In a hard market, premiums increase, underwriting becomes more selective, the capacity to offer policies decreases, and insurance carriers become less aggressive competitors. There’s no point in soliciting your competition’s customers if you don’t have the capacity to write the risk.
Inflation and labor issues are big drivers of disruption, as is the drying up of the cheap capital well (which funded large tranches of reinsurance) and the challenging performance of the financial markets — most insurers invest portions of the premium they collect to offset claims losses and to generate additional revenue.
In the marine universe, the supply and cost issues around energy and distillates, the war in Ukraine, climate-driven uncertainty, record-smashing hull, cargo and property claims, huge settlements, and nuclear jury awards on P&I claims all have insurers battening the hatches.
We are also seeing other longer-term trends in the economy having increasing impacts on insurance. Environmental, Social & Corporate Governance (ESG) concerns are coming to the fore and will likely feature more heavily in approaches to underwriting.
Already, some insurers and reinsurers are declining to take on new hydrocarbon business. State legislatures in oil and gas states are less than impressed. AI, machine learning and increased automation will also continue to decouple the person from the process when it comes to underwriting and quoting coverage.

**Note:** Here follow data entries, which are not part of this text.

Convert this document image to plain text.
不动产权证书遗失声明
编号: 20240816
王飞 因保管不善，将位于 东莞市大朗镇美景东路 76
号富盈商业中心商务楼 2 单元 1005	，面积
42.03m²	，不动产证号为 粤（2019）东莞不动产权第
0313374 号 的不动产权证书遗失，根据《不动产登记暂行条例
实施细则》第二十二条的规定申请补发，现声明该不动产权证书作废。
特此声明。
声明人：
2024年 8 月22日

This will mean potential expense savings for insurers, but will they pass these on to customers? And what impact will robo-underwriting have on the quality of the product that has been driven by the expertise of actual people since the early days at Lloyd’s Coffee House?
What can individual operators and companies do to offset this? Well as the old saw has it, quality will out. A good risk will still be attractive to insurers, even in a time of retrenchment. Making sure you are paying attention to the details like vessel or yard housekeeping, culture, safety management systems, maintenance and training, loss-control recommendations and working with your insurance agent will put you in the best position to weather the storm.
Hard markets are no fun for anyone, but a proactive and prepared business can avoid most of the issues they cause.